By this time, I’m getting into the swing of things. I’m enjoying the social aspect of the night. I’m talking to fellow patrons, making new smoking buddies. Smiling and nodding politely to the excessively drunk and effusively loud ones. When the police arrived to take another fellow patron away in handcuffs, I was delighted. Oh, the excitement.

But alas, I did not have the staying power. As the clock ticked past midnight, and my coach turned back into a pumpkin, my head continued to pound. Somewhere around 12:30am, I knew I was beat. Defeated. I had only wanted to hear Mr. Minglewood play one certain song. I realised that he wasn’t going to play it until the very end, and I was going to miss it.

With resignation that this was the reality of growing older, we tried to call a taxi. This began another interesting portion of the evening. Taxi companies don’t seem to answer their phone at 12:45am on a Saturday night. I was starting to get concerned. A sweet waitress even held one outside for us. But my husband chose that moment to go to the bathroom and someone stole our ride from us.

We chose another strategy. We would wait outside and ask the next cab that pulled up to radio one for us. These taxi drivers have been working bar closing time for years, you could tell. Their strategy was to just nod and smile politely.

Finally, the impossible happened and the same driver that dropped us off, pulled up and offered to take us back home. We were eternally grateful. Our conversation with Barry the taxi driver was one of the highlights of the night. He was lovely.

Finally, many expensive lessons learned, we were back at home.

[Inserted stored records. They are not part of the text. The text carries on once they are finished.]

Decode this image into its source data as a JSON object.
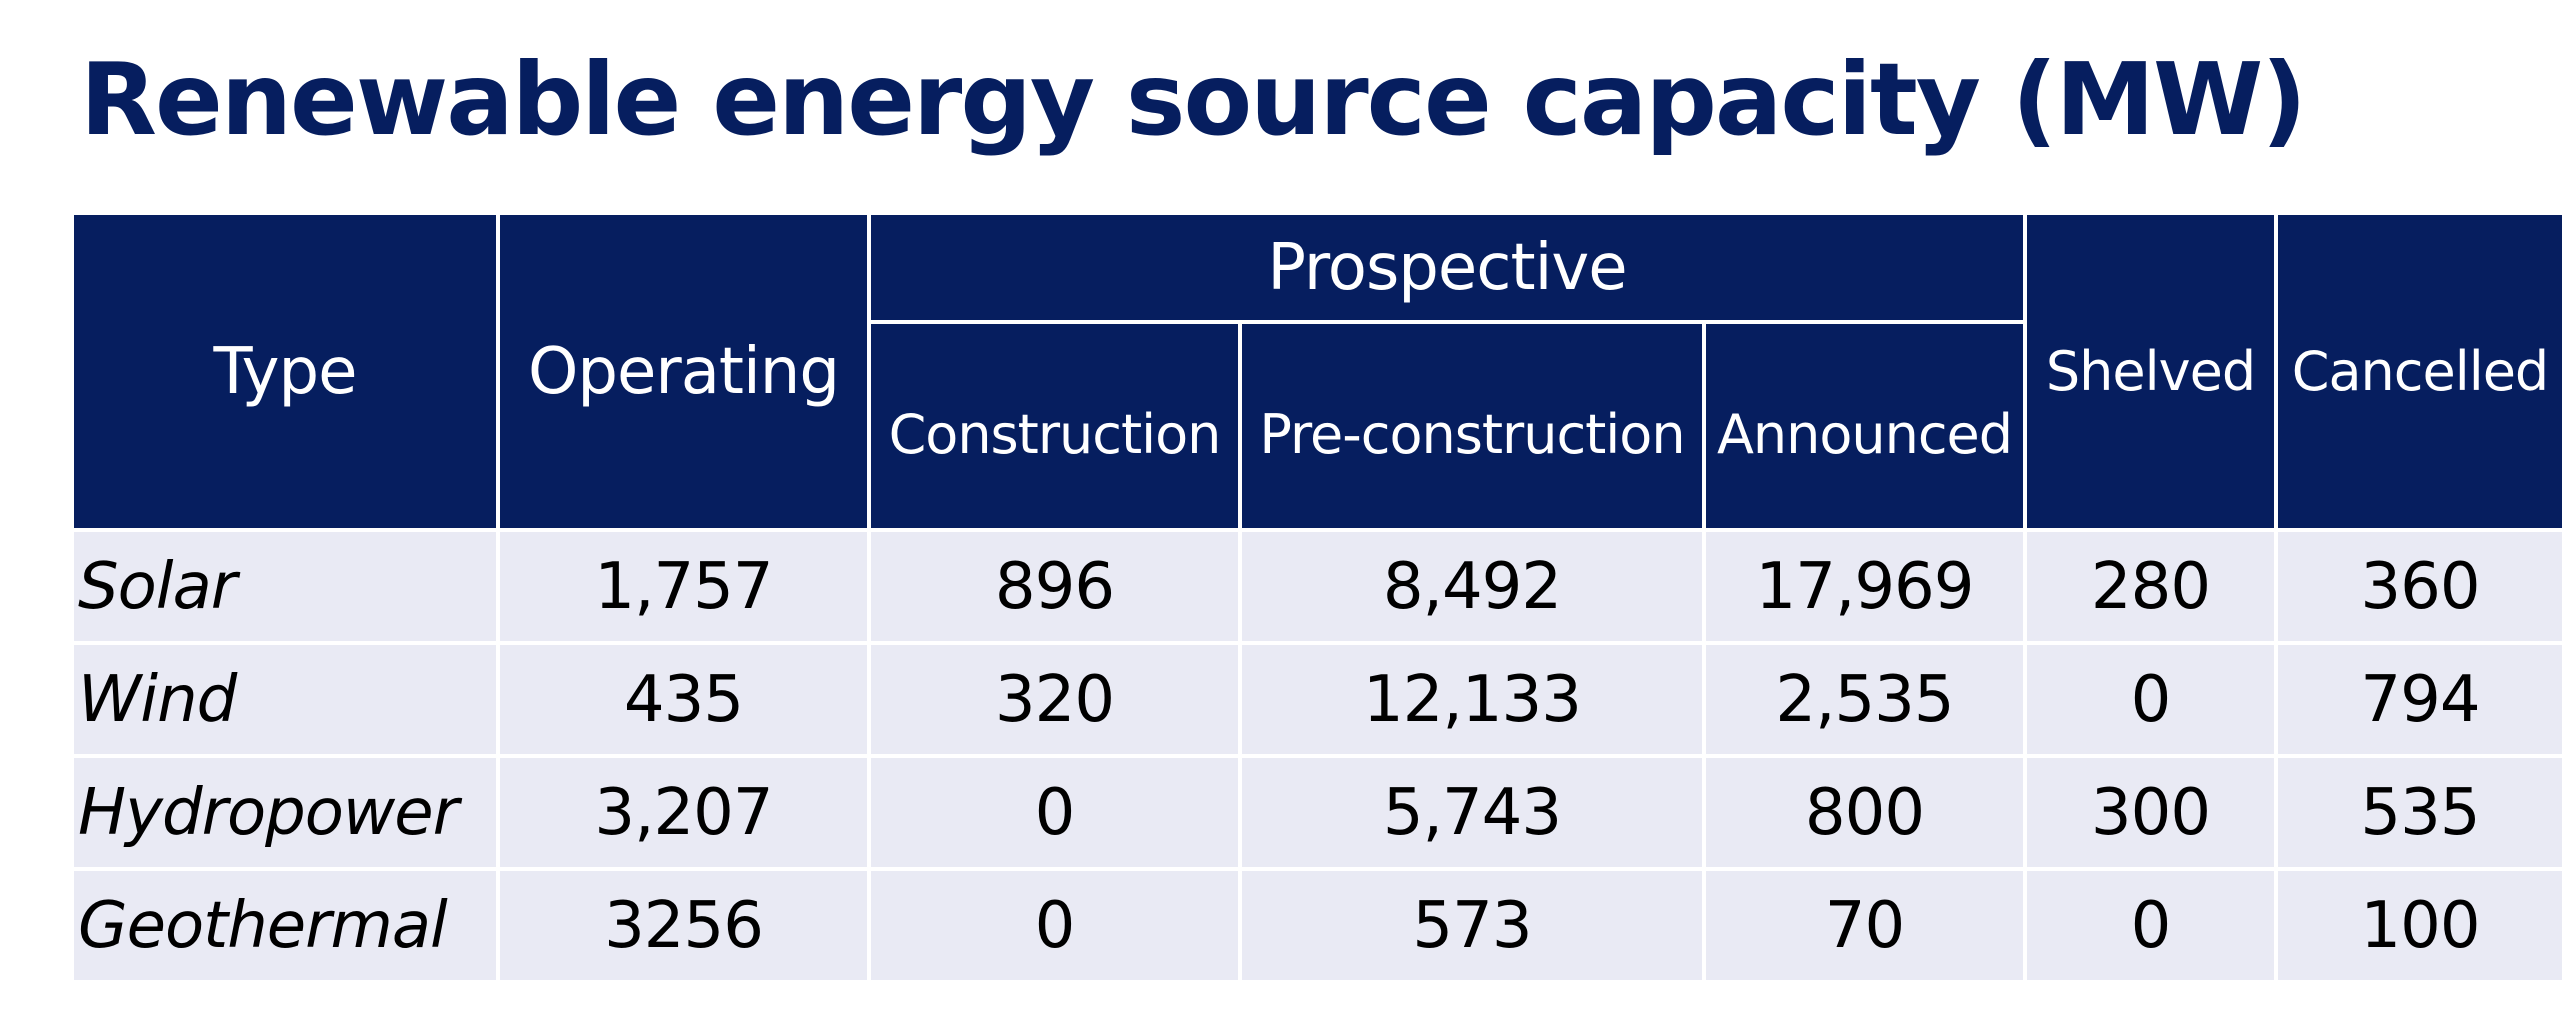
{
  "title": "Renewable energy source capacity (MW)",
  "table": {
    "headers": {
      "type": "Type",
      "operating": "Operating",
      "prospective": "Prospective",
      "construction": "Construction",
      "pre_construction": "Pre-construction",
      "announced": "Announced",
      "shelved": "Shelved",
      "cancelled": "Cancelled"
    },
    "rows": [
      {
        "type": "Solar",
        "operating": "1,757",
        "construction": "896",
        "pre_construction": "8,492",
        "announced": "17,969",
        "shelved": "280",
        "cancelled": "360"
      },
      {
        "type": "Wind",
        "operating": "435",
        "construction": "320",
        "pre_construction": "12,133",
        "announced": "2,535",
        "shelved": "0",
        "cancelled": "794"
      },
      {
        "type": "Hydropower",
        "operating": "3,207",
        "construction": "0",
        "pre_construction": "5,743",
        "announced": "800",
        "shelved": "300",
        "cancelled": "535"
      },
      {
        "type": "Geothermal",
        "operating": "3256",
        "construction": "0",
        "pre_construction": "573",
        "announced": "70",
        "shelved": "0",
        "cancelled": "100"
      }
    ]
  },
  "colors": {
    "header_background": "#061e5f",
    "title_text": "#061e5f",
    "row_background": "#e9eaf4"
  }
}
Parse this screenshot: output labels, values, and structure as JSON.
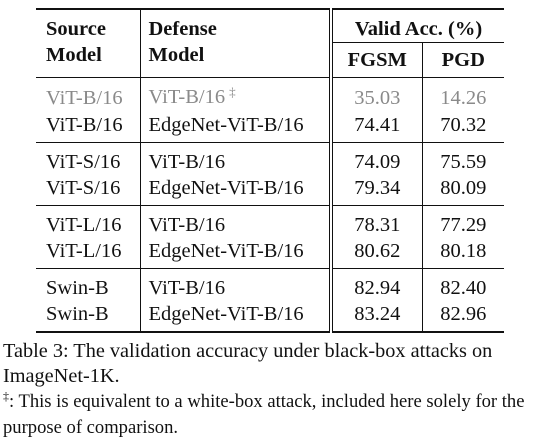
{
  "table": {
    "headers": {
      "source_line1": "Source",
      "source_line2": "Model",
      "defense_line1": "Defense",
      "defense_line2": "Model",
      "valid_acc": "Valid Acc. (%)",
      "fgsm": "FGSM",
      "pgd": "PGD"
    },
    "groups": [
      {
        "rows": [
          {
            "source": "ViT-B/16",
            "defense": "ViT-B/16",
            "mark": "‡",
            "fgsm": "35.03",
            "pgd": "14.26",
            "grey": true
          },
          {
            "source": "ViT-B/16",
            "defense": "EdgeNet-ViT-B/16",
            "mark": "",
            "fgsm": "74.41",
            "pgd": "70.32",
            "grey": false
          }
        ]
      },
      {
        "rows": [
          {
            "source": "ViT-S/16",
            "defense": "ViT-B/16",
            "mark": "",
            "fgsm": "74.09",
            "pgd": "75.59",
            "grey": false
          },
          {
            "source": "ViT-S/16",
            "defense": "EdgeNet-ViT-B/16",
            "mark": "",
            "fgsm": "79.34",
            "pgd": "80.09",
            "grey": false
          }
        ]
      },
      {
        "rows": [
          {
            "source": "ViT-L/16",
            "defense": "ViT-B/16",
            "mark": "",
            "fgsm": "78.31",
            "pgd": "77.29",
            "grey": false
          },
          {
            "source": "ViT-L/16",
            "defense": "EdgeNet-ViT-B/16",
            "mark": "",
            "fgsm": "80.62",
            "pgd": "80.18",
            "grey": false
          }
        ]
      },
      {
        "rows": [
          {
            "source": "Swin-B",
            "defense": "ViT-B/16",
            "mark": "",
            "fgsm": "82.94",
            "pgd": "82.40",
            "grey": false
          },
          {
            "source": "Swin-B",
            "defense": "EdgeNet-ViT-B/16",
            "mark": "",
            "fgsm": "83.24",
            "pgd": "82.96",
            "grey": false
          }
        ]
      }
    ]
  },
  "caption": "Table 3: The validation accuracy under black-box attacks on ImageNet-1K.",
  "footnote": {
    "mark": "‡",
    "text": ": This is equivalent to a white-box attack, included here solely for the purpose of comparison."
  },
  "colors": {
    "text": "#111111",
    "grey_row": "#8a8a8a"
  }
}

We had a good night. We really did. But it was such a hassle, I don’t think it’s something we would really do again. Not via taxi and not three hours before the main event anyway. We need to learn how to socialise rural-style.

Seems to me, a lot of the problem and expense was in trying to accommodate our reunion with alcohol.

We could probably eliminate alcohol from future events.

But I don’t think we really mean that.